Monday, Nov. 18, 1974

Stocking the Farm System

Nowhere did the Democratic triumph so approach land slide proportions as in the balloting for state legislatures. The Democrats won both houses in 36 states, an increase of eight over 1972 and their highest tally since 1936. Going into the election, the Republicans controlled both houses in 16 states; the total was four when the voting was done -- Vermont, North Dakota, Kansas and Idaho.

What is more, the Democrats won the gubernatorial elections in 27 of the 36 states in which they gained control of both houses. Thus the party leadership in those states should, in theory at least, have little trouble putting through their legislative programs. In addition, the Democratic legislatures will surely be tempted to redistrict their states at the expense of the G.O.P., setting patterns for future elections. And, since state legislatures are traditionally the training ground for young politicians, the Democrats will have a richly stocked farm system of future talent.

Some of the election results made even the Democrats blink. In Wisconsin they took the state senate for the first time since 1893. In Illinois they control both houses for the first time in 36 years, in Ohio for the first time in 15 years. At times it seemed as though any Democrat could beat any Republican. In Illinois an obscure civil servant named Robert T. Lane defeated Jack Walker, a former speaker of the house. W. Robert Blair, the present speaker of the Illinois house and a man who had been mentioned as a gubernatorial candidate in 1976, went down to defeat in a traditionally Republican district.

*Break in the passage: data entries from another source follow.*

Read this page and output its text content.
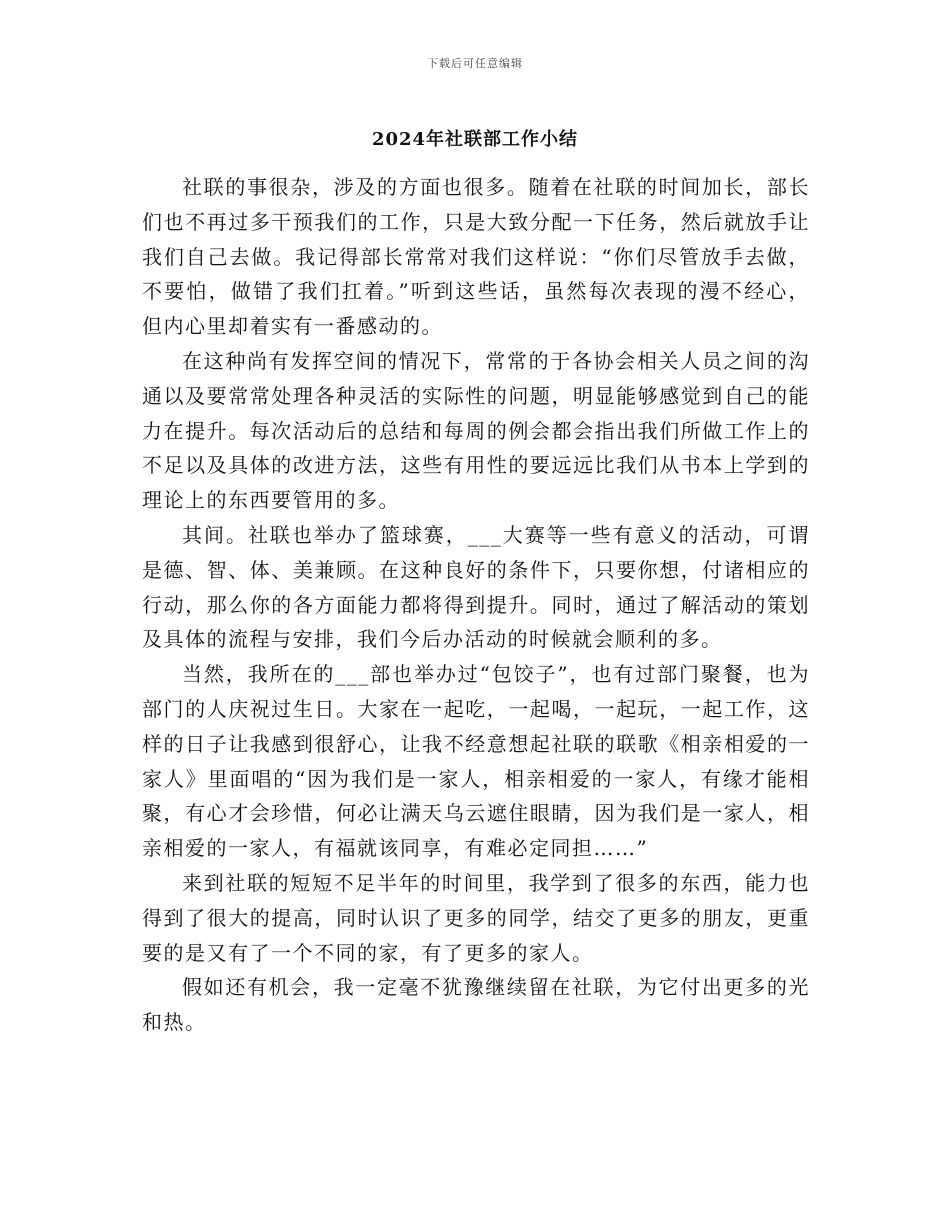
下载后可任意编辑
2024年社联部工作小结

社联的事很杂，涉及的方面也很多。随着在社联的时间加长，部长们也不再过多干预我们的工作，只是大致分配一下任务，然后就放手让我们自己去做。我记得部长常常对我们这样说：“你们尽管放手去做，不要怕，做错了我们扛着。”听到这些话，虽然每次表现的漫不经心，但内心里却着实有一番感动的。

在这种尚有发挥空间的情况下，常常的于各协会相关人员之间的沟通以及要常常处理各种灵活的实际性的问题，明显能够感觉到自己的能力在提升。每次活动后的总结和每周的例会都会指出我们所做工作上的不足以及具体的改进方法，这些有用性的要远远比我们从书本上学到的理论上的东西要管用的多。

其间。社联也举办了篮球赛，___大赛等一些有意义的活动，可谓是德、智、体、美兼顾。在这种良好的条件下，只要你想，付诸相应的行动，那么你的各方面能力都将得到提升。同时，通过了解活动的策划及具体的流程与安排，我们今后办活动的时候就会顺利的多。

当然，我所在的___部也举办过“包饺子”，也有过部门聚餐，也为部门的人庆祝过生日。大家在一起吃，一起喝，一起玩，一起工作，这样的日子让我感到很舒心，让我不经意想起社联的联歌《相亲相爱的一家人》里面唱的“因为我们是一家人，相亲相爱的一家人，有缘才能相聚，有心才会珍惜，何必让满天乌云遮住眼睛，因为我们是一家人，相亲相爱的一家人，有福就该同享，有难必定同担……”

来到社联的短短不足半年的时间里，我学到了很多的东西，能力也得到了很大的提高，同时认识了更多的同学，结交了更多的朋友，更重要的是又有了一个不同的家，有了更多的家人。

假如还有机会，我一定毫不犹豫继续留在社联，为它付出更多的光和热。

In Connecticut, a 93-to-58 Republican advantage in the house suddenly became a mirror-image 93-to-58 Democratic majority. In Maine, once rock-ribbed Republican, the Democrats won domination of the house, 88 to 23. In the Massachusetts senate, the Democrats rolled up better than a 4-to-1 margin. Democrat William Owens, a former inmate of the Walpole State Prison, became the first black to be elected to the Massachusetts Senate.

In California the Democratic candidates generally did far better than Governor-elect Jerry Brown. Their 55-to-25 advantage in the house is the biggest since 1883. The Democrats also carried the senate, 25 to 14, thus giving the new Governor a receptive legislature for his programs.

The Republicans were also battered throughout the South, but nowhere more severely than in North Carolina. Before Tuesday's debacle, the G.O.P. held 15 of the 50 seats in the senate. Now they have one. A political observer in the state explained that the Democrats had urged the voters "to return North Carolina to the party of your fathers," and that, thanks to Watergate and inflation, they did--at least for the next two years.